The contraction lasted a long minute. No one spoke as they watched her breathe. When the pain subsided, they walked over to where Aggie sat and he got up and the pregnant woman eased down.

“That your new boyfriend?” Ava asked without looking at the men.

“How long you think it’s gonna be?” Aggie asked.

“Don’t know. Before the night is over.”

Another contraction came on and the woman clenched her jaw and threw back her head.

“This ain’t a good idea,” Cohen said.

Aggie cleared his throat, spit. Took a drag off the cigarette and looked at Cohen and said, “At times I am afraid, I will trust in the Lord.”

“Go tell her that,” Cohen answered.

“Holy Lord, holy Lord,” Lorna cried out. “Holy Lord, here it comes again. Goshdamn it hurts. Holy Lord, holy Lord, holy Lord.” She talked through it, her voice rising and falling with the rise and fall of the contractions, and almost as if summoned by the gods, the sound of her voice and the promise of a new life into this land brought on the spirit of the winds and the sound of thunder.

Cohen looked at her and at all the other women pacing about and then he thought of Elisa. When I’m big and fat people are gonna open doors for me and give up their places in line, she had said. They already do that, he told her. Because you’re so damn pretty. I’m gonna eat and eat some more and you know some women eat dirt and he didn’t believe that but she explained that it was true and then she stuck a pillow under her shirt and patted her belly and said she was gonna get fat and not worry about it and he’d better not, either.
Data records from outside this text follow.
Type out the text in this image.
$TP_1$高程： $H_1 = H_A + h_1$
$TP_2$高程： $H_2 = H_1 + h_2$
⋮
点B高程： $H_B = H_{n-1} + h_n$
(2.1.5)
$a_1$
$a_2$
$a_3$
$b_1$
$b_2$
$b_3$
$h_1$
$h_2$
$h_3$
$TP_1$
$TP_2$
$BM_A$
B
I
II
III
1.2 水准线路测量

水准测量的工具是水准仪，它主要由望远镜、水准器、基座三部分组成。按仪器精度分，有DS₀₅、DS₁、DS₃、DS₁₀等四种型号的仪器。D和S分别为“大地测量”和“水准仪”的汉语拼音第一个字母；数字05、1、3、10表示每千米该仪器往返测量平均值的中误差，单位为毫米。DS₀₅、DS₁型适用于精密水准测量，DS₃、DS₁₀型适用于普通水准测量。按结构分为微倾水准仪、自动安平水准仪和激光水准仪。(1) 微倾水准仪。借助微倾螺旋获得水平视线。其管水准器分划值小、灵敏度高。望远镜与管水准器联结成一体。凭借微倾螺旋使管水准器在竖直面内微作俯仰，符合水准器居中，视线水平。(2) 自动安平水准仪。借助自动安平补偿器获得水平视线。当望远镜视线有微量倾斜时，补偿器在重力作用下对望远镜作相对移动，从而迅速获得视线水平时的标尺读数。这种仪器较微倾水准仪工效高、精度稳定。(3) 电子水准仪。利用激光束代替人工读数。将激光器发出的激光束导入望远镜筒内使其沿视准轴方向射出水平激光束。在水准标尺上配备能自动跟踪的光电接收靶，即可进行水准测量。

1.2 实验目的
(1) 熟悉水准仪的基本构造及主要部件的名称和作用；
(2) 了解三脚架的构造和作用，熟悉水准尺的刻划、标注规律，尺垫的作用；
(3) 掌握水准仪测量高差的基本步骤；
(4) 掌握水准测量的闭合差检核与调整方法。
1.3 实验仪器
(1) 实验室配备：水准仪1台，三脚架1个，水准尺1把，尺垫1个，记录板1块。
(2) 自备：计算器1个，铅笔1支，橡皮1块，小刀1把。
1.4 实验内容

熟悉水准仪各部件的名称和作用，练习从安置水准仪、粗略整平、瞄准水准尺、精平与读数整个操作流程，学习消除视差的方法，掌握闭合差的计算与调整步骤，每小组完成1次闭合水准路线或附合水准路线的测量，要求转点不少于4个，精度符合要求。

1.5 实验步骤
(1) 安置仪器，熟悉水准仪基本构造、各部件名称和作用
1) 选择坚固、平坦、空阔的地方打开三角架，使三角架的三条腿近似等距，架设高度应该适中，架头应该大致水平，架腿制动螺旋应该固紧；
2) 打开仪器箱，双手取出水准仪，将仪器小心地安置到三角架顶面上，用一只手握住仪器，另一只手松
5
And enough with all the sweet talk ’cause you already knocked me up. The work is done. She took the pillow from under her shirt and threw it at him and he said if the work is all done then I’m getting a beer and she didn’t like that, either. Didn’t like that he could drink beer and coffee and smoke a cigarette and she couldn’t and she didn’t like that he didn’t mind doing any of these things right in front of her. Drove her crazy. Made him laugh.
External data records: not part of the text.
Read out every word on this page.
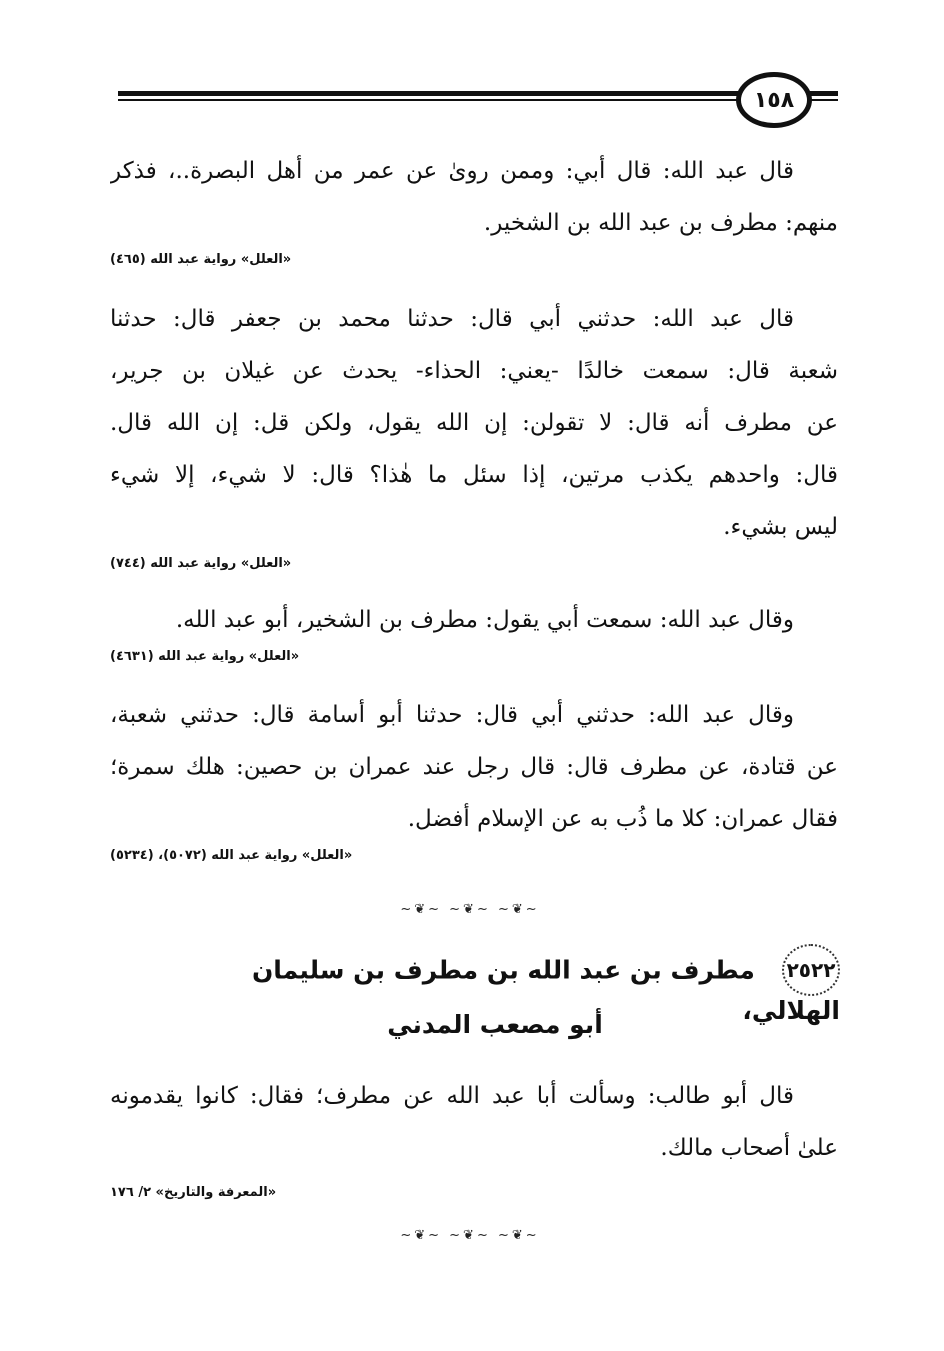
١٥٨
قال عبد الله: قال أبي: وممن روىٰ عن عمر من أهل البصرة..، فذكر
منهم: مطرف بن عبد الله بن الشخير.
«العلل» رواية عبد الله (٤٦٥)
قال عبد الله: حدثني أبي قال: حدثنا محمد بن جعفر قال: حدثنا
شعبة قال: سمعت خالدًا -يعني: الحذاء- يحدث عن غيلان بن جرير،
عن مطرف أنه قال: لا تقولن: إن الله يقول، ولكن قل: إن الله قال.
قال: واحدهم يكذب مرتين، إذا سئل ما هٰذا؟ قال: لا شيء، إلا شيء
ليس بشيء.
«العلل» رواية عبد الله (٧٤٤)
وقال عبد الله: سمعت أبي يقول: مطرف بن الشخير، أبو عبد الله.
«العلل» رواية عبد الله (٤٦٣١)
وقال عبد الله: حدثني أبي قال: حدثنا أبو أسامة قال: حدثني شعبة،
عن قتادة، عن مطرف قال: قال رجل عند عمران بن حصين: هلك سمرة؛
فقال عمران: كلا ما ذُب به عن الإسلام أفضل.
«العلل» رواية عبد الله (٥٠٧٢)، (٥٢٣٤)
~❦~ ~❦~ ~❦~
٢٥٢٢ مطرف بن عبد الله بن مطرف بن سليمان الهلالي،
أبو مصعب المدني
قال أبو طالب: وسألت أبا عبد الله عن مطرف؛ فقال: كانوا يقدمونه
علىٰ أصحاب مالك.
«المعرفة والتاريخ» ٢/ ١٧٦
~❦~ ~❦~ ~❦~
“Okay, okay, okay,” Lorna said, breathing hard as the contraction eased.

Cohen walked around. He remembered being right, though she was certain it was going to be a boy. Told him every day for three weeks before they found out. It’s a boy. I know it’s a boy. Nope, he told her. And I’ll bet you twenty bucks. She laughed and said you don’t have twenty bucks and you’d better hope like hell it’s not a girl anyway. Because you won’t be worth a damn if it is.
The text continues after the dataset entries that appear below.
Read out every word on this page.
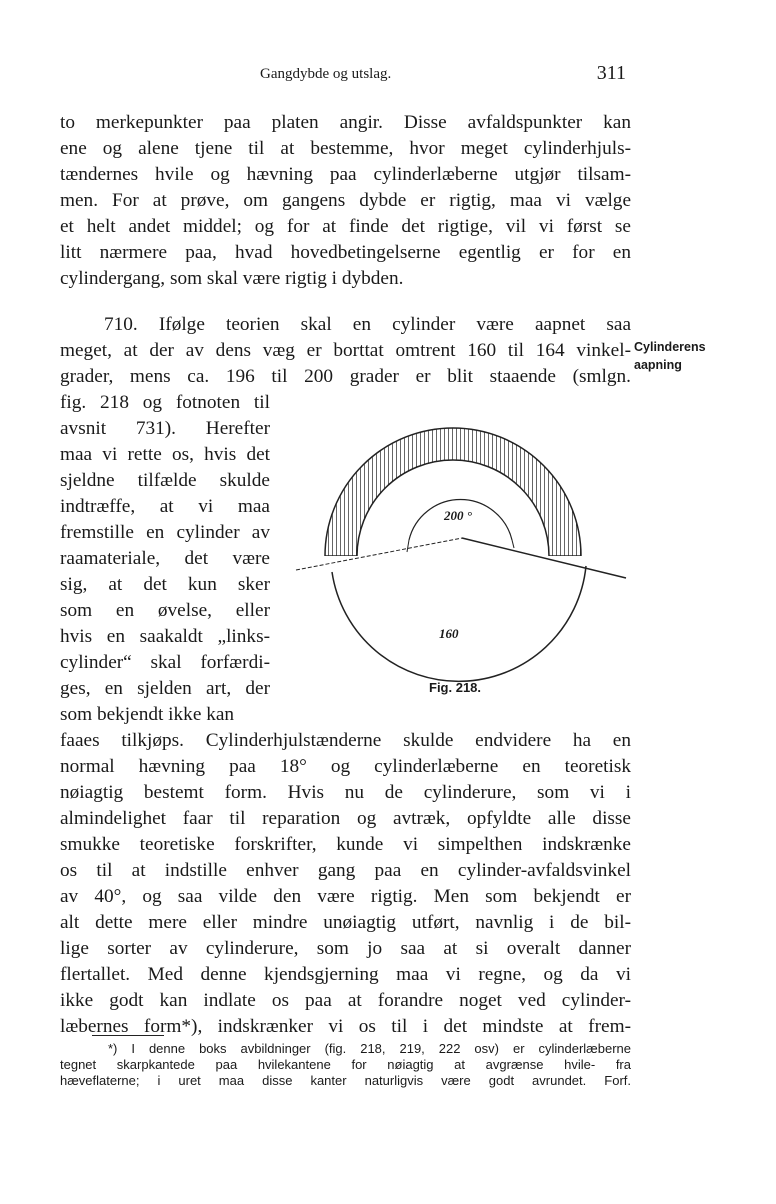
Gangdybde og utslag.	311
to merkepunkter paa platen angir. Disse avfaldspunkter kan
ene og alene tjene til at bestemme, hvor meget cylinderhjuls-
tændernes hvile og hævning paa cylinderlæberne utgjør tilsam-
men. For at prøve, om gangens dybde er rigtig, maa vi vælge
et helt andet middel; og for at finde det rigtige, vil vi først se
litt nærmere paa, hvad hovedbetingelserne egentlig er for en
cylindergang, som skal være rigtig i dybden.
710. Ifølge teorien skal en cylinder være aapnet saa
meget, at der av dens væg er borttat omtrent 160 til 164 vinkel-
grader, mens ca. 196 til 200 grader er blit staaende (smlgn.
fig. 218 og fotnoten til
avsnit 731). Herefter
maa vi rette os, hvis det
sjeldne tilfælde skulde
indtræffe, at vi maa
fremstille en cylinder av
raamateriale, det være
sig, at det kun sker
som en øvelse, eller
hvis en saakaldt „links-
cylinder“ skal forfærdi-
ges, en sjelden art, der
som bekjendt ikke kan
faaes tilkjøps. Cylinderhjulstænderne skulde endvidere ha en
normal hævning paa 18° og cylinderlæberne en teoretisk
nøiagtig bestemt form. Hvis nu de cylinderure, som vi i
almindelighet faar til reparation og avtræk, opfyldte alle disse
smukke teoretiske forskrifter, kunde vi simpelthen indskrænke
os til at indstille enhver gang paa en cylinder-avfaldsvinkel
av 40°, og saa vilde den være rigtig. Men som bekjendt er
alt dette mere eller mindre unøiagtig utført, navnlig i de bil-
lige sorter av cylinderure, som jo saa at si overalt danner
flertallet. Med denne kjendsgjerning maa vi regne, og da vi
ikke godt kan indlate os paa at forandre noget ved cylinder-
læbernes form*), indskrænker vi os til i det mindste at frem-
Cylinderens
aapning
200 °
160
Fig. 218.
*) I denne boks avbildninger (fig. 218, 219, 222 osv) er cylinderlæberne
tegnet skarpkantede paa hvilekantene for nøiagtig at avgrænse hvile- fra
hæveflaterne; i uret maa disse kanter naturligvis være godt avrundet. Forf.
“Oh hell, it’s coming again,” Lorna groaned and the intensity returned.

He thought of the twenty dollars she had given him when they got back to the house after the doctor visit and the piggy bank he stuck it in. He thought of his hand on her belly. Her stomach was round now and it all seemed more real than it had before they knew it was a girl. As he walked around the compound and listened to the woman cry out, he held out his hand and tried to feel that round belly again, tried to feel the baby in the only way that he had ever felt her. But his open hand didn’t feel anything but the cold air and his memories of Elisa were chased away by the sounds of the pleading woman and the notion of what Aggie had done to her.